How is life now as a breast cancer survivor? Because I was stage 1 and had a double mastectomy, I was able to avoid chemotherapy and radiation. I will have to to take tamoxifen for the next four years, though. I can’t lie, sometimes I carry guilt, because I see a lot of my fellow “Breasties” struggling with chemo and radiation...although I know I’m blessed to avoid it, I still feel and pray for my Sisters going thru process. Thru social media, I’ve meet some strong ass woman that I look up too.
What has breast cancer taught you about yourself? Ironically, Breast Cancer has made me feel like a superhero. Not only physically, (wearing tissue expanders made me feel like the bionic woman) but I feel like it gavw me “heighten senses” meaning I look at things and people differently. I don’t sweat the small stuff anymore and can see thru peoples BS. It also taught me whom my real friends and family are. I don’t know why having cancer makes you reevaluate your circle, but it does.
Advice or words of encouragement you would like to share with the breast cancer community.
From Day 1, I remained positive.
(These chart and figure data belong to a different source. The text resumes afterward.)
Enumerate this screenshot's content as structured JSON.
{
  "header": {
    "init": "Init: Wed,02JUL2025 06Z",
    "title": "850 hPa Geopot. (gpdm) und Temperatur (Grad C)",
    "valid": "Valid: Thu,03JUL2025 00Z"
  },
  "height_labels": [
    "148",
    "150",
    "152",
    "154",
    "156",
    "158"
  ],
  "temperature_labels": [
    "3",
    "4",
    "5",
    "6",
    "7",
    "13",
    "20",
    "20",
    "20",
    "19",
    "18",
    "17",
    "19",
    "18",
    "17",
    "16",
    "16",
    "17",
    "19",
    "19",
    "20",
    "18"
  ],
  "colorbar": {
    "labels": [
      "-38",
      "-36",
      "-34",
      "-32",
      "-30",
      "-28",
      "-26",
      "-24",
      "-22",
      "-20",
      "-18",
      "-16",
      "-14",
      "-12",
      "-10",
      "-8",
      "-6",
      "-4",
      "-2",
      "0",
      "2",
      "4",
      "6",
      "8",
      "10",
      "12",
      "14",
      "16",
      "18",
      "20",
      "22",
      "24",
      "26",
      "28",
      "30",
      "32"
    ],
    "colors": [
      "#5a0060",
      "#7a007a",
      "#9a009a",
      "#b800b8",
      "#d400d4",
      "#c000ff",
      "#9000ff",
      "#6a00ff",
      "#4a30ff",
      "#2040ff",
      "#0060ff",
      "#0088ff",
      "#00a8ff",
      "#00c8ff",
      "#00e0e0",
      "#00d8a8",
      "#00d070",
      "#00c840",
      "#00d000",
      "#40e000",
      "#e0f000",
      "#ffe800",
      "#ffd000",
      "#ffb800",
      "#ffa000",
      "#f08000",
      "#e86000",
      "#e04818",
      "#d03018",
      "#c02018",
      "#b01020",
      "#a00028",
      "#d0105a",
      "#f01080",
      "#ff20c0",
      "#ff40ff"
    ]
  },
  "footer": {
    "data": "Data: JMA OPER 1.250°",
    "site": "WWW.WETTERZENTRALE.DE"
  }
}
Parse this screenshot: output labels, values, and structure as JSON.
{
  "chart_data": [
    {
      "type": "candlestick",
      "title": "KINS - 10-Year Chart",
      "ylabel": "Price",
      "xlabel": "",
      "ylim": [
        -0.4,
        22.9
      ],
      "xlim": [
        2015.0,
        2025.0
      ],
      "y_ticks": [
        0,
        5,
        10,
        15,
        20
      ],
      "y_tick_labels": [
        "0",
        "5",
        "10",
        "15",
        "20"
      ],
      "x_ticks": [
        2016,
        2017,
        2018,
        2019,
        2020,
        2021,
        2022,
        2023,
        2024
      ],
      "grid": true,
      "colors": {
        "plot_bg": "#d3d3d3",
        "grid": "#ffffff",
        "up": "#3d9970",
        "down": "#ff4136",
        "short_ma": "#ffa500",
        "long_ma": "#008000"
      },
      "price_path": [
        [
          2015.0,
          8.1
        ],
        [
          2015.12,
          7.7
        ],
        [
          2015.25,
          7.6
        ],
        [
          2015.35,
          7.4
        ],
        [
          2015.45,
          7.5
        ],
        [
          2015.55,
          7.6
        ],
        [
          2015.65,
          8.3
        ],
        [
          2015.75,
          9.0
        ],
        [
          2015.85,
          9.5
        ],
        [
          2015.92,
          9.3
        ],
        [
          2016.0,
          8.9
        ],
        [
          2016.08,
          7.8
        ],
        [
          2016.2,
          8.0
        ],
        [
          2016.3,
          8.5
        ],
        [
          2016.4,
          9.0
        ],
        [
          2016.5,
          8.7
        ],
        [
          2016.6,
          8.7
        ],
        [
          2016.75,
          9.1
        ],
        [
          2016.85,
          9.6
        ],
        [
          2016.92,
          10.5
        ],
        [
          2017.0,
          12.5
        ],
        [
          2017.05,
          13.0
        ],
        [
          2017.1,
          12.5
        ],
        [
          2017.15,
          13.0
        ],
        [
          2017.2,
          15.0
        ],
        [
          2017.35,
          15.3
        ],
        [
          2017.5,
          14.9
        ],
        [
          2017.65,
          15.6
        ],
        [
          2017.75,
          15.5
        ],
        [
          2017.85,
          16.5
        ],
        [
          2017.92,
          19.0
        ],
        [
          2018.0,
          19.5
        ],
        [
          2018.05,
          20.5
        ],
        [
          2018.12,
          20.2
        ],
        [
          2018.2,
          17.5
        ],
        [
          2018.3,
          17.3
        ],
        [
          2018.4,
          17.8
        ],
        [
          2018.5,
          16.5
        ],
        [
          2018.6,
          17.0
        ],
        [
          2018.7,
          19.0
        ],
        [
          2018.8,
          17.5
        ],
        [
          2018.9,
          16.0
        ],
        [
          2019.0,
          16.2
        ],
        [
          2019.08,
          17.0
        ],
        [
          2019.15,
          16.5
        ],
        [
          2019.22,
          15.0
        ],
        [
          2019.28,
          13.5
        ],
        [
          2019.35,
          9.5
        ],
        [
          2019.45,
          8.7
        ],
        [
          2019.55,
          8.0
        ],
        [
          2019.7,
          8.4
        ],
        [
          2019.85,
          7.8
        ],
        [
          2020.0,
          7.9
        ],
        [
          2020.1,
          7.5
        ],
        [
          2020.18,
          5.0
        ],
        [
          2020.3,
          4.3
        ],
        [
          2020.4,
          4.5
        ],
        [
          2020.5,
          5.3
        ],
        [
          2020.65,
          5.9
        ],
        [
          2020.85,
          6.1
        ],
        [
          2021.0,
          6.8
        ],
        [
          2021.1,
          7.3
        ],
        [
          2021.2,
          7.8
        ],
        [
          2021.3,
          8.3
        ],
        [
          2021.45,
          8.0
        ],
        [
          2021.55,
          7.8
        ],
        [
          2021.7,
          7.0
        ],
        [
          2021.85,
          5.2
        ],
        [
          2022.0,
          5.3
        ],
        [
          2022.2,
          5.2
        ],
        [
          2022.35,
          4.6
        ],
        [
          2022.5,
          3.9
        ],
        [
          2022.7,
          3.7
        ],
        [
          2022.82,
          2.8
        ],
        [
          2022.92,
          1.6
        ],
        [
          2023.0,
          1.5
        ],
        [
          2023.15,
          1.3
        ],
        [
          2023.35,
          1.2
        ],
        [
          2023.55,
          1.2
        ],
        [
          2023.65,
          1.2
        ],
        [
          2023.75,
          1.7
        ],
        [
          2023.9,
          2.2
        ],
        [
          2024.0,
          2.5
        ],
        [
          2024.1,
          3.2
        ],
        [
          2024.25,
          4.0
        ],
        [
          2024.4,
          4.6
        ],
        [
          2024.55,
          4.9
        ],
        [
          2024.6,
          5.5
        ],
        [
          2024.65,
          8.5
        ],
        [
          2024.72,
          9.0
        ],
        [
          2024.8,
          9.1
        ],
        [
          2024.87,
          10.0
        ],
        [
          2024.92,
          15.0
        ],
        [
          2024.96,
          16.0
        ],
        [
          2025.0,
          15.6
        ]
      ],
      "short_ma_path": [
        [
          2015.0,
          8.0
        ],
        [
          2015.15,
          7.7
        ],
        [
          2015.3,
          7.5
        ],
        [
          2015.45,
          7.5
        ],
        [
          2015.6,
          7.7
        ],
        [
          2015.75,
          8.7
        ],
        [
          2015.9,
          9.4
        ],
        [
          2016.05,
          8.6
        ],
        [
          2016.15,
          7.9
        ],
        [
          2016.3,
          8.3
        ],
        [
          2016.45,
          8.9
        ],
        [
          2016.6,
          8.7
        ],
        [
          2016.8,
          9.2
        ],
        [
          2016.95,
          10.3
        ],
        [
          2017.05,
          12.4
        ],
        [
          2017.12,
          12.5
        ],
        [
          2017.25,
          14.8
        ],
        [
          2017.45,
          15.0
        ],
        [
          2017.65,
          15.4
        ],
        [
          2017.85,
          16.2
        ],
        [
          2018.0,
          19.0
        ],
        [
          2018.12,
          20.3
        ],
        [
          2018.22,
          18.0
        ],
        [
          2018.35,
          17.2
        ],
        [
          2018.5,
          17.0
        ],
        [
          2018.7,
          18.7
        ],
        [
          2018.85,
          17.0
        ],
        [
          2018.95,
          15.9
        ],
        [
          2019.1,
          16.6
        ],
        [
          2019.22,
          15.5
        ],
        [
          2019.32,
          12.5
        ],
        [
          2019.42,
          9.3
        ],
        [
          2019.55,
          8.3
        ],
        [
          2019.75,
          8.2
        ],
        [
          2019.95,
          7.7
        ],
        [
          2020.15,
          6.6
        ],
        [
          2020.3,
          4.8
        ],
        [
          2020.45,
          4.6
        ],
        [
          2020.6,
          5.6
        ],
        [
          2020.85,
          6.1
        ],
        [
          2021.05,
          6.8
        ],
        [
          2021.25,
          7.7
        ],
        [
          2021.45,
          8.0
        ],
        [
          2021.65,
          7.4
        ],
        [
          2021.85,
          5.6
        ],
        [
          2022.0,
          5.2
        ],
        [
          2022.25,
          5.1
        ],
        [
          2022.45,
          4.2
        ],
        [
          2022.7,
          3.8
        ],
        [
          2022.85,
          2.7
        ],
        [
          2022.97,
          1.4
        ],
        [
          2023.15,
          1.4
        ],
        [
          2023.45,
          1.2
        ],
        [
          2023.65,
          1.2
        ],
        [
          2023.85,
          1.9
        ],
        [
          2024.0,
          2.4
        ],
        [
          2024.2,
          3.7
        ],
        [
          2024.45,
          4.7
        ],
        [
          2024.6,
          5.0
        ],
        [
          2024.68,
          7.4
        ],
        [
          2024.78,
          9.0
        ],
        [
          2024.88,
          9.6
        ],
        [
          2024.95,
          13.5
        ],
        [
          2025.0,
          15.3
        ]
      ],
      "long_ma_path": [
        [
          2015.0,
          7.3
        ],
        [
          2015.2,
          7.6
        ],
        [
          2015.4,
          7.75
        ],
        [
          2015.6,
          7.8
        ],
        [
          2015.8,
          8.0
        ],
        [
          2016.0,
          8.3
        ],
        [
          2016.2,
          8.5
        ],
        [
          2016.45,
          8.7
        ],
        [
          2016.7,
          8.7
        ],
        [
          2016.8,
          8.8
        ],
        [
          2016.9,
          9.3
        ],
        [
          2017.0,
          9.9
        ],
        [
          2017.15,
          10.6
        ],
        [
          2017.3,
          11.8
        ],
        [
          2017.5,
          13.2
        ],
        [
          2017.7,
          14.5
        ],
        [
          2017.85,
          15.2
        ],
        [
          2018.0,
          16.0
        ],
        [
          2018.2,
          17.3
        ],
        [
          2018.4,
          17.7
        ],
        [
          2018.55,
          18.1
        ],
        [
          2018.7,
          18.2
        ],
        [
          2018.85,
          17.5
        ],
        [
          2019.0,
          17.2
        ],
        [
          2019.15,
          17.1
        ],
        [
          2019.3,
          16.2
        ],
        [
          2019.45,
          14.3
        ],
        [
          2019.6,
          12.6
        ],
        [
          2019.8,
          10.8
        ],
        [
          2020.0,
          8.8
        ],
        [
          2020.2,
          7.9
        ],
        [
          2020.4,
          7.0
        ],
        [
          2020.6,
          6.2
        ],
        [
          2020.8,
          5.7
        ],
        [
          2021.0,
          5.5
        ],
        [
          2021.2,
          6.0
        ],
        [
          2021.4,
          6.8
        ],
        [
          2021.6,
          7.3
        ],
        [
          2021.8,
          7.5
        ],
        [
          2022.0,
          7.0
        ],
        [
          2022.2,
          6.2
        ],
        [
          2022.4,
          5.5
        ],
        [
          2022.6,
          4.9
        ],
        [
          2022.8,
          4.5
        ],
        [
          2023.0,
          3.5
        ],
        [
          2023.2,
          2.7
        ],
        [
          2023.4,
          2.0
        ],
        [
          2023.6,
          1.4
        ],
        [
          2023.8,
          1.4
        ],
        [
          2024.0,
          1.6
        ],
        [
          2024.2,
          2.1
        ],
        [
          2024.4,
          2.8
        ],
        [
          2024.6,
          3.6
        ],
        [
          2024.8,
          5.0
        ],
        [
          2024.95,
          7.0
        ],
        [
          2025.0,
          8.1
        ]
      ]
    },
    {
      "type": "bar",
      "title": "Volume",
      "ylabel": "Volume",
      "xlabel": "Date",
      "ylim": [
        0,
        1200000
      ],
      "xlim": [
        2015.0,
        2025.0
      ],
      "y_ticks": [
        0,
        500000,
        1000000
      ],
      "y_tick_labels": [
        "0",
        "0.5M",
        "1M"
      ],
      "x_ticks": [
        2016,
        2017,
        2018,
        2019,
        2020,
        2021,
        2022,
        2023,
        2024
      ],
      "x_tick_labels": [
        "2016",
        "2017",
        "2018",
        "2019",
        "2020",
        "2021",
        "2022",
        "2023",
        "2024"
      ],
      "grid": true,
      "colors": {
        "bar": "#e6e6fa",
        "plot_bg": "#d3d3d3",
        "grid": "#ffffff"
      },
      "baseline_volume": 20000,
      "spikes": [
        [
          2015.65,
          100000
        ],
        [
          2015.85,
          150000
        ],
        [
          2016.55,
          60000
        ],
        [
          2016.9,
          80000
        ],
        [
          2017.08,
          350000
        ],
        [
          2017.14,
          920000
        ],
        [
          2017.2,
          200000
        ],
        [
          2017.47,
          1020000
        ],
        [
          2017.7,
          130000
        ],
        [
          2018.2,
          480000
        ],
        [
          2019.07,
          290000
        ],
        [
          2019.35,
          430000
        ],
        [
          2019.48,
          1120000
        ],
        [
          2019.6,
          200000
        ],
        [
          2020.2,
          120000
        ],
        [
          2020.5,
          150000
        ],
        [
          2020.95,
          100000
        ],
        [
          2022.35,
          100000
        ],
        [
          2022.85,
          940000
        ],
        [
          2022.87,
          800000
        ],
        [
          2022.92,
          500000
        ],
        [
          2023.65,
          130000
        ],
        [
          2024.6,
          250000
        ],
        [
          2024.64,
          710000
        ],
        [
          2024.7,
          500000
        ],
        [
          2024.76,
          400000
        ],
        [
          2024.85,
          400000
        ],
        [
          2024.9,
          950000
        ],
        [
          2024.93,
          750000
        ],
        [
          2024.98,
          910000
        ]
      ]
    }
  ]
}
Even when I had times where I break down to cry or worried about my families future possibly without me, I cut those thoughts off. I moved my thoughts to living and life after....I continued with my everyday activity and kept it moving thru the pain, restlessness.... I didn’t let my mind give in to the “what if’s”. Cancer doesn’t deserve any more of my energy.... I only let it take my breasts, but not my mind.....

Most important thing I can share with anyone, make your appointments, whether it’s a mammogram or BRCA testing don’t put it off. Early detection saved me. Had I let that order sit on my desk any longer, I might have not be here to even write this.
I started a initiative called @Lolalashinc. Named after my Mom, it’s a lash business that with every purchase made, I donate a pair to a fellow thriver.... I learned though this process, sometimes it’s the little things that can make you feel better.... while recovering from surgeries and on the days when Tamoxifen messes with me, I just get dressed, put on a face and throw on a pair of lashes.... I’m a strong believer that your mind can control your body.... sometimes looking good on the outside helps you feel good on the inside.